We currently have 2 Hyper-V host (Windows Server 2016).

One of them contains all of the running machines, while the other contains the same machines, but as powered off replicas.

To keep them in sync, we are using a replication job in VEEAM Backup & Replication, but the problem we are currently experiencing is that the virtual machines can't access their hard drive for about 5 seconds every time VEEAM runs the replication job.

After some investigation, we discovered that it probably isn't VEEAM that causes the issues, but Hyper-V.

We determined this by manually creating and merging a checkpoint (just like VEEAM does every time it replicates) when VEEAM was turned off.

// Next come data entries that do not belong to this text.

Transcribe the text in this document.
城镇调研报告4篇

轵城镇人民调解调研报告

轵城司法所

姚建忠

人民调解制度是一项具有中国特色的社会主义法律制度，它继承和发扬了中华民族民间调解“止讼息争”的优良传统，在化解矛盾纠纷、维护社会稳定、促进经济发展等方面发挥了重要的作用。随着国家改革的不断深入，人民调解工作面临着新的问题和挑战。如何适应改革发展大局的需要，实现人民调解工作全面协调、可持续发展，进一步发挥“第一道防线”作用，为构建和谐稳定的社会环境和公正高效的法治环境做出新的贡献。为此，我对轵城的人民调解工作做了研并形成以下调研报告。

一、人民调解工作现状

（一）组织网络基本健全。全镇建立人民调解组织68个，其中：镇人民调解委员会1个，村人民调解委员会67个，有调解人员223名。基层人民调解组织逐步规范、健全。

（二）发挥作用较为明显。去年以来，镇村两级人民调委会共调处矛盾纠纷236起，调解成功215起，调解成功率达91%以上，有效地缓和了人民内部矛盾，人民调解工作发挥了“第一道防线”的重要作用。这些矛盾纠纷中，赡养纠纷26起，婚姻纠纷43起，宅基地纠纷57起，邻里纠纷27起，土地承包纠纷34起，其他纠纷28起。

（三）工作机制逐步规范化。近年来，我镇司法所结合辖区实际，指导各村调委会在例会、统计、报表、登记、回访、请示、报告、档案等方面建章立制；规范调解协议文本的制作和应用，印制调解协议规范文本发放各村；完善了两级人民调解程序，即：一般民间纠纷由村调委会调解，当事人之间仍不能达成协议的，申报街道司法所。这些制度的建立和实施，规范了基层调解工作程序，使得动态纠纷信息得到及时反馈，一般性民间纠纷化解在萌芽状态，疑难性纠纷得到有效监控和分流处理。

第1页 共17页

Is this normal behaviour, or can it be fixed?

  • How big is the snapshot? How many IOPS can the storage do? You need a vast amount of storage IOPS and bandwidth to merge with no performance hiccup. – John Mahowald Nov 19 '19 at 16:04
  • The snapshots are only around 15-25 MB in size, our storage can do around 250 IOPS – kasperB Nov 20 '19 at 9:40

Merging a delta disk like this is I/O intensive. Read source volumes, read checkpoint, write to target volume. I don't know the exact block size, but it could easily be doing a thousand random I/Os and taking seconds on that storage.

Experiment on faster storage that does many more IOPS. Also store checkpoint and replication target disks to be on a storage system independent from the source volume if possible. Likely you can reduce the performance hit, but not get it to zero.